Abstract:Large Language models (LLMs) are achieving state-of-the-art performance in many different downstream tasks. However, the increasing urgency of data privacy requires LLMs to train with Differential Privacy (DP) on private data. Concurrently it is also necessary to compress LLMs for real-life deployments on resource-constrained devices or latency-sensitive applications. Differential privacy and model compression generally must trade off utility loss to achieve their objectives.
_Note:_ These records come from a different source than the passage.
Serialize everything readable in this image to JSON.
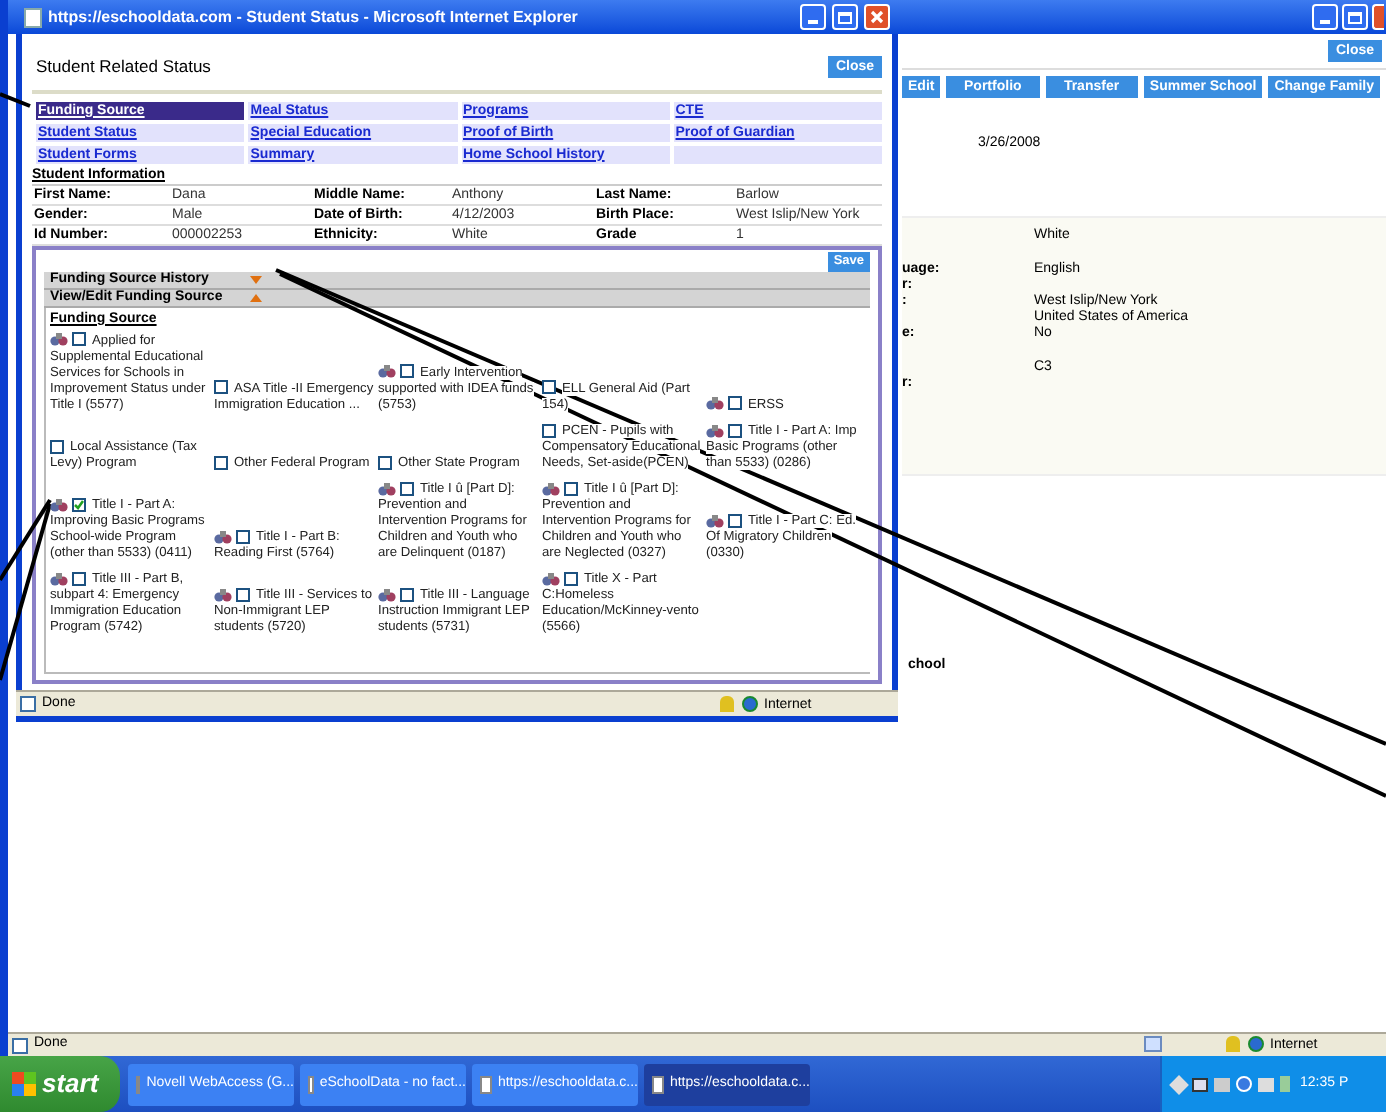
{
  "background_window": {
    "close_button": "Close",
    "toolbar_buttons": [
      "Edit",
      "Portfolio",
      "Transfer",
      "Summer School",
      "Change Family"
    ],
    "date": "3/26/2008",
    "detail_groups": [
      [
        {
          "value": "White"
        }
      ],
      [
        {
          "label": "uage:",
          "value": "English"
        },
        {
          "label": "r:"
        },
        {
          "label": ":",
          "value": "West Islip/New York"
        },
        {
          "value": "United States of America"
        },
        {
          "label": "e:",
          "value": "No"
        }
      ],
      [
        {
          "value": "C3"
        },
        {
          "label": "r:"
        }
      ]
    ],
    "section_label": "chool",
    "status": {
      "text": "Done",
      "zone": "Internet"
    }
  },
  "popup": {
    "title": "https://eschooldata.com - Student Status - Microsoft Internet Explorer",
    "heading": "Student Related Status",
    "close_button": "Close",
    "tabs": [
      {
        "label": "Funding Source",
        "selected": true
      },
      {
        "label": "Meal Status",
        "selected": false
      },
      {
        "label": "Programs",
        "selected": false
      },
      {
        "label": "CTE",
        "selected": false
      },
      {
        "label": "Student Status",
        "selected": false
      },
      {
        "label": "Special Education",
        "selected": false
      },
      {
        "label": "Proof of Birth",
        "selected": false
      },
      {
        "label": "Proof of Guardian",
        "selected": false
      },
      {
        "label": "Student Forms",
        "selected": false
      },
      {
        "label": "Summary",
        "selected": false
      },
      {
        "label": "Home School History",
        "selected": false
      }
    ],
    "student_information": {
      "title": "Student Information",
      "fields": [
        {
          "label": "First Name:",
          "value": "Dana"
        },
        {
          "label": "Middle Name:",
          "value": "Anthony"
        },
        {
          "label": "Last Name:",
          "value": "Barlow"
        },
        {
          "label": "Gender:",
          "value": "Male"
        },
        {
          "label": "Date of Birth:",
          "value": "4/12/2003"
        },
        {
          "label": "Birth Place:",
          "value": "West Islip/New York"
        },
        {
          "label": "Id Number:",
          "value": "000002253"
        },
        {
          "label": "Ethnicity:",
          "value": "White"
        },
        {
          "label": "Grade",
          "value": "1"
        }
      ]
    },
    "save_button": "Save",
    "sections": [
      {
        "label": "Funding Source History",
        "expanded": false
      },
      {
        "label": "View/Edit Funding Source",
        "expanded": true
      }
    ],
    "funding_source": {
      "title": "Funding Source",
      "items": [
        {
          "label": "Applied for Supplemental Educational Services for Schools in Improvement Status under Title I (5577)",
          "has_icon": true,
          "checked": false
        },
        {
          "label": "ASA Title -II Emergency Immigration Education ...",
          "has_icon": false,
          "checked": false
        },
        {
          "label": "Early Intervention supported with IDEA funds (5753)",
          "has_icon": true,
          "checked": false
        },
        {
          "label": "ELL General Aid (Part 154)",
          "has_icon": false,
          "checked": false
        },
        {
          "label": "ERSS",
          "has_icon": true,
          "checked": false
        },
        {
          "label": "Local Assistance (Tax Levy) Program",
          "has_icon": false,
          "checked": false
        },
        {
          "label": "Other Federal Program",
          "has_icon": false,
          "checked": false
        },
        {
          "label": "Other State Program",
          "has_icon": false,
          "checked": false
        },
        {
          "label": "PCEN - Pupils with Compensatory Educational Needs, Set-aside(PCEN)",
          "has_icon": false,
          "checked": false
        },
        {
          "label": "Title I - Part A: Imp Basic Programs (other than 5533) (0286)",
          "has_icon": true,
          "checked": false
        },
        {
          "label": "Title I - Part A: Improving Basic Programs School-wide Program (other than 5533) (0411)",
          "has_icon": true,
          "checked": true
        },
        {
          "label": "Title I - Part B: Reading First (5764)",
          "has_icon": true,
          "checked": false
        },
        {
          "label": "Title I û [Part D]: Prevention and Intervention Programs for Children and Youth who are Delinquent (0187)",
          "has_icon": true,
          "checked": false
        },
        {
          "label": "Title I û [Part D]: Prevention and Intervention Programs for Children and Youth who are Neglected (0327)",
          "has_icon": true,
          "checked": false
        },
        {
          "label": "Title I - Part C: Ed. Of Migratory Children (0330)",
          "has_icon": true,
          "checked": false
        },
        {
          "label": "Title III - Part B, subpart 4: Emergency Immigration Education Program (5742)",
          "has_icon": true,
          "checked": false
        },
        {
          "label": "Title III - Services to Non-Immigrant LEP students (5720)",
          "has_icon": true,
          "checked": false
        },
        {
          "label": "Title III - Language Instruction Immigrant LEP students (5731)",
          "has_icon": true,
          "checked": false
        },
        {
          "label": "Title X - Part C:Homeless Education/McKinney-vento (5566)",
          "has_icon": true,
          "checked": false
        }
      ]
    },
    "status": {
      "text": "Done",
      "zone": "Internet"
    }
  },
  "taskbar": {
    "start": "start",
    "tasks": [
      {
        "label": "Novell WebAccess (G...",
        "selected": false
      },
      {
        "label": "eSchoolData - no fact...",
        "selected": false
      },
      {
        "label": "https://eschooldata.c...",
        "selected": false
      },
      {
        "label": "https://eschooldata.c...",
        "selected": true
      }
    ],
    "clock": "12:35 P"
  }
}
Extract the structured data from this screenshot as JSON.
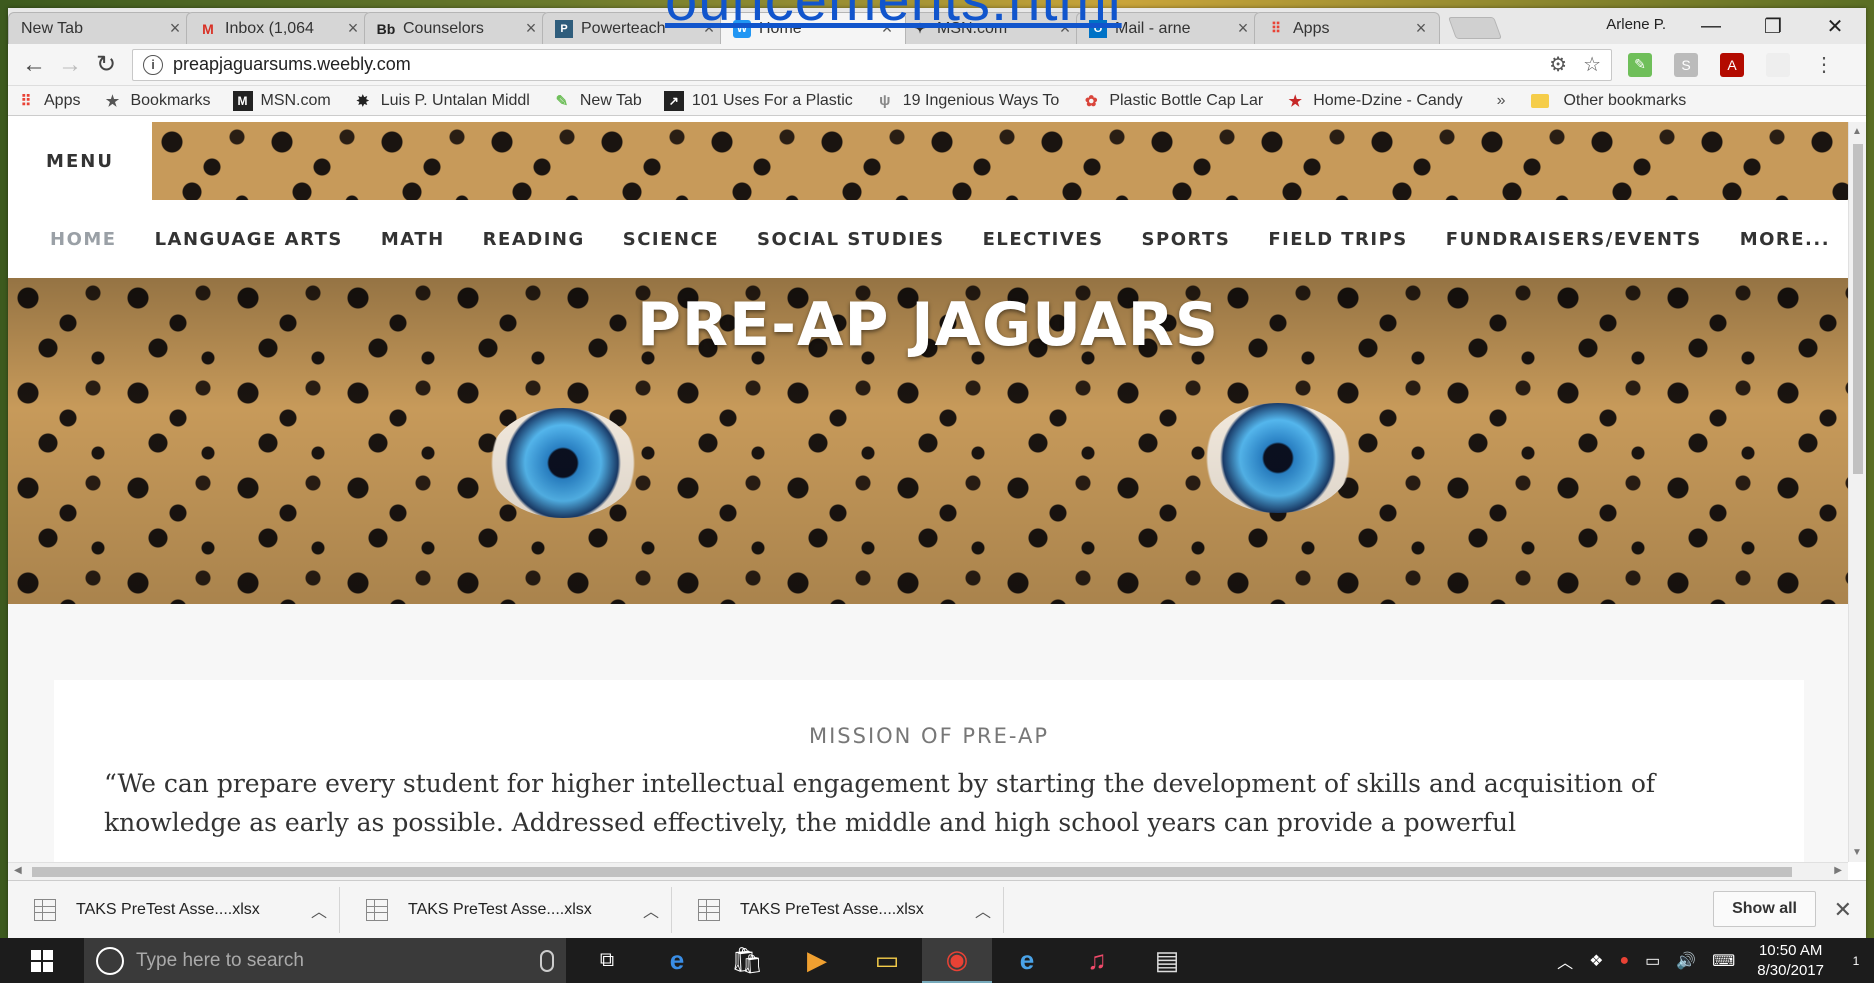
{
  "overlay": {
    "link_text": "ouncements.html"
  },
  "browser": {
    "tabs": [
      {
        "label": "New Tab",
        "icon": "blank-icon",
        "active": false
      },
      {
        "label": "Inbox (1,064",
        "icon": "gmail-icon",
        "active": false
      },
      {
        "label": "Counselors",
        "icon": "blackboard-icon",
        "active": false
      },
      {
        "label": "Powerteach",
        "icon": "powerteacher-icon",
        "active": false
      },
      {
        "label": "Home",
        "icon": "weebly-icon",
        "active": true
      },
      {
        "label": "MSN.com",
        "icon": "msn-icon",
        "active": false
      },
      {
        "label": "Mail - arne",
        "icon": "outlook-icon",
        "active": false
      },
      {
        "label": "Apps",
        "icon": "apps-grid-icon",
        "active": false
      }
    ],
    "profile_name": "Arlene P.",
    "window_controls": {
      "minimize": "—",
      "restore": "❐",
      "close": "✕"
    },
    "url": "preapjaguarsums.weebly.com",
    "bookmarks": [
      {
        "label": "Apps",
        "icon": "apps-grid-icon"
      },
      {
        "label": "Bookmarks",
        "icon": "star-icon"
      },
      {
        "label": "MSN.com",
        "icon": "msn-icon"
      },
      {
        "label": "Luis P. Untalan Middl",
        "icon": "school-icon"
      },
      {
        "label": "New Tab",
        "icon": "newtab-icon"
      },
      {
        "label": "101 Uses For a Plastic",
        "icon": "link-icon"
      },
      {
        "label": "19 Ingenious Ways To",
        "icon": "fork-icon"
      },
      {
        "label": "Plastic Bottle Cap Lar",
        "icon": "flower-icon"
      },
      {
        "label": "Home-Dzine - Candy",
        "icon": "red-star-icon"
      }
    ],
    "bookmarks_more": "»",
    "other_bookmarks": "Other bookmarks"
  },
  "site": {
    "menu_label": "MENU",
    "nav": [
      "HOME",
      "LANGUAGE ARTS",
      "MATH",
      "READING",
      "SCIENCE",
      "SOCIAL STUDIES",
      "ELECTIVES",
      "SPORTS",
      "FIELD TRIPS",
      "FUNDRAISERS/EVENTS",
      "MORE..."
    ],
    "hero_title": "PRE-AP JAGUARS",
    "mission_title": "MISSION OF PRE-AP",
    "mission_text": "“We can prepare every student for higher intellectual engagement by starting the development of skills and acquisition of knowledge as early as possible. Addressed effectively, the middle and high school years can provide a powerful"
  },
  "downloads": {
    "items": [
      "TAKS  PreTest Asse....xlsx",
      "TAKS  PreTest Asse....xlsx",
      "TAKS  PreTest Asse....xlsx"
    ],
    "show_all": "Show all"
  },
  "taskbar": {
    "search_placeholder": "Type here to search",
    "time": "10:50 AM",
    "date": "8/30/2017",
    "notifications": "1"
  }
}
Moreover, concurrently achieving both can result in even more utility loss. To this end, we propose a novel differentially private knowledge distillation algorithm that exploits synthetic data generated by a differentially private LLM. The knowledge of a teacher model is transferred onto the student in two ways: one way from the synthetic data itself, the hard labels, and the other way by the output distribution of the teacher model evaluated on the synthetic data, the soft labels. Furthermore, if the teacher and student share a similar architectural structure, we can further distill knowledge by exploiting hidden representations. Our results show that our framework substantially improves the utility over existing baselines with strong privacy parameters, {\epsilon} = 2, validating that we can successfully compress autoregressive LLMs while preserving the privacy of training data.